Exxon also quickly became the industry leader in the all-important Permian Basin with its acquisition last year of Pioneer Natural Resources. The addition of Pioneer’s 850,000 net acres to its own 570,000 net acres allowed Exxon to leapfrog over the competition and helped produce near record profits last quarter.
The oil giant’s stock dropped nearly 3% last week, making XOM’s performance in 2024 essentially flat. It offers investors a cheap valuation at 13 times earnings, less than twice sales, and 15 times free cash flow. While the PE and PS ratios are within its historical average, Exxon’s price-to-FCF is well below its norm.
Shell (SHEL)
New Shell (NYSE:SHEL) CEO Wael Sawan is focused on returning value to shareholders.
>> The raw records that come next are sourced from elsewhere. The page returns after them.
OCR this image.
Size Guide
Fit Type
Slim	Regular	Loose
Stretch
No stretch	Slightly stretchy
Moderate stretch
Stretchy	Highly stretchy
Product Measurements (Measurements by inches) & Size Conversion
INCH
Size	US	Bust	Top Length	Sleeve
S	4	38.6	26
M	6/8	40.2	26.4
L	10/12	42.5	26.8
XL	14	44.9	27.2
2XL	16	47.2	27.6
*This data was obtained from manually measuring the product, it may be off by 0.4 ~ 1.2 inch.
While that means the oil stock is buying back lots of shares and paying dividends — some $6.1 billion worth in the second quarter — it is also dramatically reducing its costs. Shell remains committed to cutting $2 billion to $3 billion by the end of 2025. Fully $1 billion of that will come from exiting businesses.
Like other oil companies, Shell has transitioned from growth by any means to focusing solely on its most profitable projects.
The oil company is trying to close the valuation gap with its peers so it is also reining in its spending. Capital expenditures for the current year are forecast between $22 billion and $24 billion. Combined with its cost-cutting savings and increasing its distributions to shareholders, which are targeted at 30% to 40% of cash flows, Shell looks positioned for success.
SHEL stock fell over 5% last week, which makes its valuation extremely discounted. The oil stock trades at just 8 times next year’s earnings, a fraction of its sales, and a bargain-basement 7 times free cash flow. With a dividend yielding 4% annually, the oil company is a very attractive stock to buy now.
Enterprise Products Partners (EPD)
Midstream leader Enterprise Products Partners (NYSE:EPD) is the third energy stock to add to your buy list. It is one of the largest operators in the field with over 50,000 miles of pipeline and storage capacity for more than 300 million barrels of liquids. Enterprise also just agreed to acquire privately held natural gas gathering and treating services company Pinon Midstream for $950 million in cash.
It is a significant acquisition because Pinon’s Delaware Basin sour gas treating system pushes Enterprise Products’ plans to expand into the market forward by three to four years. There is a substantial lack of such services in the region, which has 7,500 wells, leading to restrictions on drilling activity. The Delaware Basin is located in the New Mexico and Texas region.
Producers have noted the lack of sour gas treating options. This acquisition gives Enterprise a leading foothold in the market. Coupled with the midstream operator’s existing solid financial standing, this could be a major growth initiative for the stock.
This probably explains why EPD stock was barely affected by this week’s oil industry news. Enterprise Products Partners operates on long-term, take-or-pay contracts. That means regardless of whether its customers use its capacity or take the product, it gets paid. That produces a very stable revenue stream and makes EPD a stock to buy now.